I was curious...might anyone know the meaning of this symbol or its origin? The paint is about shot and I'm thinking of repainting the canoe this spring.

Not only is the shape at the end of the arms of the cross important, the shape of the arms themselves, AND the length are also important, and may entirely change the name of the cross in heraldry. For example....,

This is a Cross Fleur-di-Lis. Note how the bottom arm is longer than the other three. This makes it a different cross than...,

CROSS FLEUR DI LI.jpg


this cross which is close, but this is a Cross Fleury....

CROSS FLEURY.jpg


Below is a Cross Maltese, which is not the same as a Cross Pattée


Cross Maltese


CROSS MALTESE.jpg


Cross Pattée

CROSS PATEE.jpg


What you have on the canoe is likely a Cross Patoncé, which is a popular form of the cross in Canada.

CROSS PATONCE.jpg
Cross PATONCE maybe.jpg




LD
 
For 60 years I thought WW1 German fighters were sporting Maltese Crosses.

But they were sporting Pattee Crosses. As are modern German Leopard tanks.

Go, History.
 
For 60 years I thought WW1 German fighters were sporting Maltese Crosses.
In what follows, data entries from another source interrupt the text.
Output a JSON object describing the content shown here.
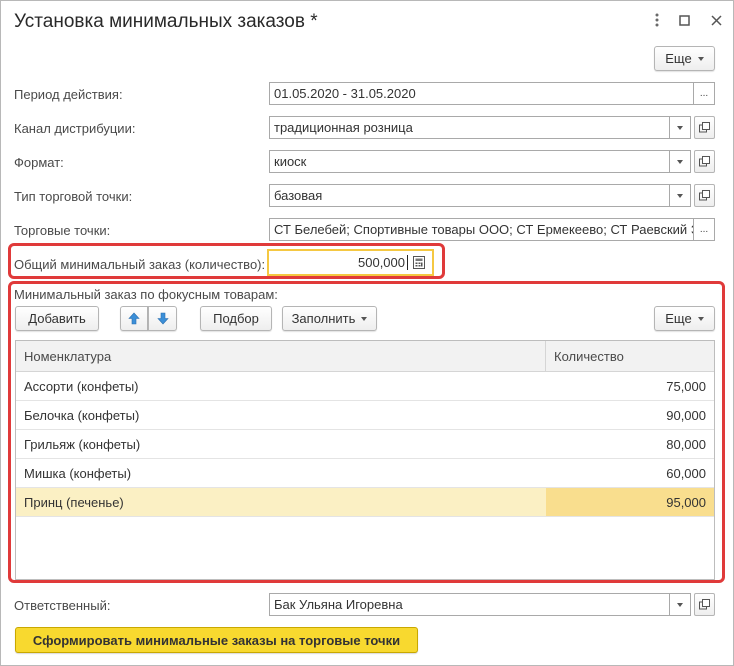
{
  "window": {
    "title": "Установка минимальных заказов *",
    "more_label": "Еще"
  },
  "form": {
    "period": {
      "label": "Период действия:",
      "value": "01.05.2020 - 31.05.2020",
      "button": "..."
    },
    "channel": {
      "label": "Канал дистрибуции:",
      "value": "традиционная розница"
    },
    "format": {
      "label": "Формат:",
      "value": "киоск"
    },
    "point_type": {
      "label": "Тип торговой точки:",
      "value": "базовая"
    },
    "points": {
      "label": "Торговые точки:",
      "value": "СТ Белебей; Спортивные товары ООО; СТ Ермекеево; СТ Раевский Э",
      "button": "..."
    },
    "total_min_order": {
      "label": "Общий минимальный заказ (количество):",
      "value": "500,000"
    }
  },
  "focus_group": {
    "title": "Минимальный заказ по фокусным товарам:",
    "add_label": "Добавить",
    "pick_label": "Подбор",
    "fill_label": "Заполнить",
    "more_label": "Еще",
    "table": {
      "columns": [
        "Номенклатура",
        "Количество"
      ],
      "rows": [
        {
          "item": "Ассорти (конфеты)",
          "qty": "75,000"
        },
        {
          "item": "Белочка (конфеты)",
          "qty": "90,000"
        },
        {
          "item": "Грильяж (конфеты)",
          "qty": "80,000"
        },
        {
          "item": "Мишка (конфеты)",
          "qty": "60,000"
        },
        {
          "item": "Принц (печенье)",
          "qty": "95,000"
        }
      ]
    }
  },
  "responsible": {
    "label": "Ответственный:",
    "value": "Бак Ульяна Игоревна"
  },
  "submit_label": "Сформировать минимальные заказы на торговые точки",
  "colors": {
    "highlight": "#e03a3a",
    "active_field_border": "#f5c842",
    "selected_row": "#fbf0c4",
    "selected_cell": "#f9de8e",
    "primary_button": "#f8d92f",
    "arrow_icon": "#3b8fd8"
  }
}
But they were sporting Pattee Crosses. As are modern German Leopard tanks.

Go, History.

AH they were..., You are correct,.... the Blue Max aka Pour Le Merite medal, WW1, is a Maltese Cross

CORSS MALTESE BLU MAX.JPG


There was also the Order of The Black Eagle WW1 which was an order of Knighthood from 1701 through WW1, so one might encounter a fellow with such a decoration in any of the many wars in Europe in the 18th century

Cross Maltese Order of Black Eagle German WW1.JPG


IN FACT the Germans Liked several types of cross on military decorations prior to and thru WW1. The famous Iron Cross was a WW1 decoration using a Cross Pattée and a black and white ribbon, which was later expanded, into several decorations in WW2 having a Cross Pattée and a red, white, and black ribbon.